18h: des témoins se cachant derrière des rochers, sachant bien que le "policier" n'en est pas un, voient avec horreur quatre jeunes chercher secours auprès de lui. L'homme les abat chacun d'une balle dans la tête. C'est à ce moment que le commando de police arrive sur les berges du lac Tyrifjorden, à 800m de l'île d'Utoya. Mais il n'arrive pas à traverser tout de suite, la plupart des bateaux étant déjà sur le lac à la recherche des victimes.

18h25-19h: Arrivée de la police et arrestation du forcené

18h25: le commando pose enfin le pied sur l'île et se déploie, sans savoir combien de tireurs il y a. Jorgen Benone, qui fait partie de ceux se cachant derrière un rocher, raconte: "Je me suis dit qu'il valait mieux ne pas courir à découvert parce qu'il pourrait me voir".

18h27: les policiers trouvent enfin le tueur et lui ordonnent de déposer ses armes. Il s'exécute et est arrêté sur le champ. Les policiers saisissent aussi un volume "considérable" de munitions. A ce moment-là, Prableen Kaur confie avoir le courage de se relever et s'aperçoit qu'elle était allongée sur le cadavre d'une adolescente.
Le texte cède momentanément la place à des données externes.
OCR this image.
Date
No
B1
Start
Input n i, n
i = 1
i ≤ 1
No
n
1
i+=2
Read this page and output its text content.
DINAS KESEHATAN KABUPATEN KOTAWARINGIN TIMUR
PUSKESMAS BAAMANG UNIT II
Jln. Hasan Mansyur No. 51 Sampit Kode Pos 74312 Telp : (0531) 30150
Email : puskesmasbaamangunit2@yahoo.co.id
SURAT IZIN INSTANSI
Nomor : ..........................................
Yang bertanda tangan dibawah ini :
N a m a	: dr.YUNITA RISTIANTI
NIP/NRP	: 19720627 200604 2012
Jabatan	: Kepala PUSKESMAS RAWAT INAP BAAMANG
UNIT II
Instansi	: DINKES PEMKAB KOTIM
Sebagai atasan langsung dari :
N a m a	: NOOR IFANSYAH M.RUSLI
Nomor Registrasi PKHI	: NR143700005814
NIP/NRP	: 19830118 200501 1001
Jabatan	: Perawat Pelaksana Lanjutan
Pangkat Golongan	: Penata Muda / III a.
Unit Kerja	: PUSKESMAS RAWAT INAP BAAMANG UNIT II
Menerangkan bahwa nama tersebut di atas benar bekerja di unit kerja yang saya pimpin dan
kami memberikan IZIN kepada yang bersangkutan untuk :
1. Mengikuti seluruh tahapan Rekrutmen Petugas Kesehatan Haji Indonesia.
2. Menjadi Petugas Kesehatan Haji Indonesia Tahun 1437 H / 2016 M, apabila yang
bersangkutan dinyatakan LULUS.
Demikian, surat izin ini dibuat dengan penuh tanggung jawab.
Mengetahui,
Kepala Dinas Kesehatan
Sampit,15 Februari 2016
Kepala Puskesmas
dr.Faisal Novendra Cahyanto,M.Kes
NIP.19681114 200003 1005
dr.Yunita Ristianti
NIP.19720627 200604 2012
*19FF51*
19h: la petite flottille de secouristes continue de faire le tour de l'île à la recherche de rescapés, se rapprochant de plus en plus du rivage, la fusillade ayant pris fin. Prableen Kaur est enfin secourue mais beaucoup de jeunes ont encore peur de sortir de leur cachette. Jorgen Benone raconte ainsi avoir vu plusieurs bateaux s'approcher et s'être demandé si ces secouristes ne seraient pas non plus des tueurs.